Intra uterine devices are the contraceptive method most widely used in the developing countries and in the family planning programmes of the WHO (World Health Organization).

“A whole range of intrauterine devices currently exists in various forms, made of plastic (T-shaped or crow’s foot) or metallic (copper or other metals). They are inserted non-traumatically through the cervix in the uterine cavity. T-shaped IUDs may contain a progestogen substance in their horizontal arm, which is released slowly into the uterine cavity. When the IUD is introduced into the uterus, it is deployed in the cavity like an umbrella and anchors itself to the wall, remaining linked to the outside by a thin plastic wire, allowing for its removal two to five years after introduction. Sometimes the IUD fails to prevent the implantation of the embryo and a pregnancy develops: the IUD can then be removed under ultrasonic control by delicate traction on its ‘tail’, allowing the pregnancy to continue without risk to the baby, but as it is a delicate operation, it is more prudent to leave the IUD in situ and not remove it until after delivery”.

“Unfortunately, in both cases the risk of spontaneous abortion during pregnancy is far higher (around 50 %,) than under normal conditions (around 12%)”.

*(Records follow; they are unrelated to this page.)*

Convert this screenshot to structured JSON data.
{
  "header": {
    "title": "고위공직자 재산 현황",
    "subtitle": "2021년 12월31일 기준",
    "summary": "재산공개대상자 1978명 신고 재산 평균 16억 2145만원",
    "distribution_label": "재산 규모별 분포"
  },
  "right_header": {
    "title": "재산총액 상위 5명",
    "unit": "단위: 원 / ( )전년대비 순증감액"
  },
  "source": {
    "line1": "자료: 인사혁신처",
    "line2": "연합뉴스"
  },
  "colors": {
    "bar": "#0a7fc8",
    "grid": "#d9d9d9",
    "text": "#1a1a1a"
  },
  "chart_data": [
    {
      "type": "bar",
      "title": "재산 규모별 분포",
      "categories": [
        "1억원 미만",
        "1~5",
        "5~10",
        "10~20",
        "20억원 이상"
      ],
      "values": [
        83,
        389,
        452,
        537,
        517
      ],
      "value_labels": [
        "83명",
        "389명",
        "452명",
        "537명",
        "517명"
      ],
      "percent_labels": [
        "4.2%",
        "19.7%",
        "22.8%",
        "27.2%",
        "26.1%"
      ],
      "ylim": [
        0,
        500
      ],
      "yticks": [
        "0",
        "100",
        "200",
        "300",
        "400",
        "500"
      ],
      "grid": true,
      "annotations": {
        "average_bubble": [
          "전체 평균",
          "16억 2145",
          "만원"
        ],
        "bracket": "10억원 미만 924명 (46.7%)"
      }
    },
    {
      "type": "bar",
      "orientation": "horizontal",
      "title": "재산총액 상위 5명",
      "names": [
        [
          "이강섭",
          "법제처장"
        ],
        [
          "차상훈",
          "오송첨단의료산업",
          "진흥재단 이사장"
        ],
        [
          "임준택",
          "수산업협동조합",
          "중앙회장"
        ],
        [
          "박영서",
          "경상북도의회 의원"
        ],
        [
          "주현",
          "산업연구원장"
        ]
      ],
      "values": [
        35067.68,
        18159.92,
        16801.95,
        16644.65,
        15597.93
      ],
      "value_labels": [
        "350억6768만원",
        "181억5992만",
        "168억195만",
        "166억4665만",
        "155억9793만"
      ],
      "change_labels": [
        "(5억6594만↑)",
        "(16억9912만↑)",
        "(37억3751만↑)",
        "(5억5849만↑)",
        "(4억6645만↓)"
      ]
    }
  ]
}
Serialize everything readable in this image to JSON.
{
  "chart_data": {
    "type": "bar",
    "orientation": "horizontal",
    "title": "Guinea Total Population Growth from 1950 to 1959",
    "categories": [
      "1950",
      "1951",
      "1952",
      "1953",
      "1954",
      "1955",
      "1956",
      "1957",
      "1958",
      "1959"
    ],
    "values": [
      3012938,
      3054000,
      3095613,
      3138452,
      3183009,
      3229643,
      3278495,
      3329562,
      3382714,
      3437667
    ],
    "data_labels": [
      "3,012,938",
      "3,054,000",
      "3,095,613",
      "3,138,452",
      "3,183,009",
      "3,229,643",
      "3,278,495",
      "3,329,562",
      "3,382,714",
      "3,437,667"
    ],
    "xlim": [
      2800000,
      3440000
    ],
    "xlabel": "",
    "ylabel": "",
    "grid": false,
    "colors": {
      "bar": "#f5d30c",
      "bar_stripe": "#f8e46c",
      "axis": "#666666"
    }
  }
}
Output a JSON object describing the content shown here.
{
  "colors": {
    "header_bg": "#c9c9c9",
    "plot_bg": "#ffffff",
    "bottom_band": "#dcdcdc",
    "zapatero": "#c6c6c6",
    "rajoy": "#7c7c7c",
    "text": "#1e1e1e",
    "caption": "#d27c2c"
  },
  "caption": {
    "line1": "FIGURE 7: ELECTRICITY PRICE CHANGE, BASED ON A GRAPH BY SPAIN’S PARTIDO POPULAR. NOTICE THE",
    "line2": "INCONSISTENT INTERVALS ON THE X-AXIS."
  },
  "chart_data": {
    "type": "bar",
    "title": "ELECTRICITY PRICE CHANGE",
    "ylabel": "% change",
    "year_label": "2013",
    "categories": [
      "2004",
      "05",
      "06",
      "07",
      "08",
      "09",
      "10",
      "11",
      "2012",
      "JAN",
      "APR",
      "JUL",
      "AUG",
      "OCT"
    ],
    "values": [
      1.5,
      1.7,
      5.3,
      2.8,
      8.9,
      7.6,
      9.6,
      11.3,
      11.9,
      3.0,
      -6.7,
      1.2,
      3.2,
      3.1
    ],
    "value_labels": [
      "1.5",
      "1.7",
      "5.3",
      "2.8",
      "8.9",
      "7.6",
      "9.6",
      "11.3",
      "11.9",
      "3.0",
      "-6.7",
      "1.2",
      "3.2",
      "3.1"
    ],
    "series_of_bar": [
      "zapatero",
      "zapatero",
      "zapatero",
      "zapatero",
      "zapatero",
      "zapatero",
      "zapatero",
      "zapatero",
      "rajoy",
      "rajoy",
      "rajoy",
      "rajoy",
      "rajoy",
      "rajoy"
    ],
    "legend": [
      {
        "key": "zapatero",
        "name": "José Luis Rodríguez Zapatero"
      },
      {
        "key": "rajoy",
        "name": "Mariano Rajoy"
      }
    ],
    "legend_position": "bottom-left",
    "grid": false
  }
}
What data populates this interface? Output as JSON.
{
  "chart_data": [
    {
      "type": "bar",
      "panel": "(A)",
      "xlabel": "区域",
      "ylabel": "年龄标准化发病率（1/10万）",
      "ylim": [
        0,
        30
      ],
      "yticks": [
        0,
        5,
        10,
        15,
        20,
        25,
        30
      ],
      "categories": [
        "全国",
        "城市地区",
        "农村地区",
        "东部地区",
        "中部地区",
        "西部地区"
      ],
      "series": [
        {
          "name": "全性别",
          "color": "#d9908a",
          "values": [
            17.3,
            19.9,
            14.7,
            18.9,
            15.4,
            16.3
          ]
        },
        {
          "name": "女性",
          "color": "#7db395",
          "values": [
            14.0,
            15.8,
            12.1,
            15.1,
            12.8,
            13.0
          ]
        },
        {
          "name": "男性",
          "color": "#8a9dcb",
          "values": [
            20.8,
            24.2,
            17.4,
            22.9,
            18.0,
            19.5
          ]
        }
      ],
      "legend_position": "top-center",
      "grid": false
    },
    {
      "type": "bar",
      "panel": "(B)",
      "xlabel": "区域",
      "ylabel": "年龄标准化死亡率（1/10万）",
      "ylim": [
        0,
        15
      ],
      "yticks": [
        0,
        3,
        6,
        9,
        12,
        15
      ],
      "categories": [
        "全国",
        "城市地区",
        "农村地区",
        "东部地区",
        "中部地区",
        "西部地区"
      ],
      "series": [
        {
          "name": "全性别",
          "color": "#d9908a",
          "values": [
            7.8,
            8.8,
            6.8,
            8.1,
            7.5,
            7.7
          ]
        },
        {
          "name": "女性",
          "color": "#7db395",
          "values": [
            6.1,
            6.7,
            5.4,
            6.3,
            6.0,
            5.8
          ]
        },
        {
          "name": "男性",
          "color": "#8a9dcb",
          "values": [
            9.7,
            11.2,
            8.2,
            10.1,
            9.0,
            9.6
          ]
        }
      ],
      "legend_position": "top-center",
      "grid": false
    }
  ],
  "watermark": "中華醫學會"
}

  • “The IUD does not prevent fertilization, given that it is criticized for being responsible for ectopic pregnancies.
  • The IUD acts through a mechanical effect, which is always present. Insertion of the IUD triggers a reaction to a foreign body in the mucus membrane of the uterine cavity, probably giving rise to uterine contractions and irritation of the endometrium, making the uterus unfit for nidation. It can be deduced that the IUD prevents nidation of the embryo and hence acts as an abortifacient.
  • The IUD causes chronic endometritis. The inflammatory reaction in tissues in the area in contact with the coil releases products of cellular decomposition of white corpuscles and endometrial cells, whose action is prejudicial to spermatozoa and the fertilized egg, which is unable to implant in an endometrium ‘in disorder’.
  • The presence of the IUD also causes the release of prostaglandin in the endometrium, increasing the contractile activity in the fallopian tubes and uterine body. This hinders the ascent of spermatozoa and prevents implantation of the fertilized egg.
  • The presence of copper in some IUDs has the additional effect of increasing secretion and fluidity in the endometrial mucus. This fluidization prevents implantation of the blastocyst, which then tends to wander along the uterine walls without being able to make stable contact. There is also a reduction in the sensitivity of the endometrial cells to the action of oestrogens. Finally, copper exerts a toxic effect on spermatozoa.
  • In IUDs containing progestogens, the mechanical effect is combined with a hormonal effect. 18 hours after insertion of an IUD in the uterus, superficial endometrial atrophy can be observed, which prevents implantation of the blastocyst. Here again, the abortive action of the intrauterine device is potentiated. An embryo unable to implant is expelled in the next menstruation. The woman will not realize she has been pregnant because the expulsion happens very early. A pregnancy test at this stage will be negative because there has been no placental development”.